3. Get more than one reference and don’t settle for email! Ask specifics about their child’s name and age and compare with what the nanny says for consistency. Another way to find out more about them is to ask for their resume that isn’t childcare related. They might not have one, but if they do, you can always call a previous boss. You can really get a feeling about someone from the energy their old boss has towards them!
4. Do your research if you are going to use a big caregiver company and make sure you know their policies about background checks! Again, I may have just assumed because of how Care.com markets that they did these automatically. As of now, you have to request and pay to have them done.
5. Go to the park or indoor play center or even to the library. Look for parents with kids and ask them if they know of anyone! Yes, it can feel weird to walk up to strangers, but if someone came up to me and said they were looking for a new nanny and are wondering if I know of any, I would be more than happy to give them the names of people I recommend (with their permission). I bet every single parent can relate the stress of trying to find quality care for their kids.
6. Don’t rule out daycare centers! After I had Dre, we had Van in a center 2 days per week that was sort of like preschool, except the hours of operation were 7am – 6pm. We only had him there from 9:00-4:00, but the flexibility of the time if we needed it was so great! This particular place was a Spanish immersion program, so only Spanish was spoken to the kids. This is the absolute best way for a child to learn another language (aside from someone speaking it at home) and there is research that if they are exposed like this at a young age, they are able to learn the language much easier as teens and adults. Van did so many fun craft projects and talked about friends he made.
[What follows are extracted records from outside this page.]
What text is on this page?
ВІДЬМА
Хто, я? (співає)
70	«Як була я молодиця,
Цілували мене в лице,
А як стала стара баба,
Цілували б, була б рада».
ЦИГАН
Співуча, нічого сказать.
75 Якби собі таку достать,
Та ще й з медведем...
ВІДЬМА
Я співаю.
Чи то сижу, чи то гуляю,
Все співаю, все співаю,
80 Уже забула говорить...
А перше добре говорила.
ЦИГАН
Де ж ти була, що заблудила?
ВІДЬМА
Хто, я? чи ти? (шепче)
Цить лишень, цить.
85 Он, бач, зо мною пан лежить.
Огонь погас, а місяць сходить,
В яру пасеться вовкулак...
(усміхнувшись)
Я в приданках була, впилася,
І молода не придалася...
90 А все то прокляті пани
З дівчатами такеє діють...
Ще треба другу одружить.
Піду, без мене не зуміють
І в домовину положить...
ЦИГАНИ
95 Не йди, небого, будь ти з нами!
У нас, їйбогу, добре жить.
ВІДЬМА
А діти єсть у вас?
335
The only downside, and this is a huge one for us, is that you have to pay even when your child isn’t there. Since we go back and forth from Michigan to Seattle, we were paying a lot of money for care that Van wasn’t even receiving. Because of that, we have decided to take some time off from it and enroll both of our boys again in September.
Sometimes it can feel so overwhelming and daunting to find the most important person you will ever hire, but hang in there, you will find someone! Hopefully you wont have a nanny nightmare story.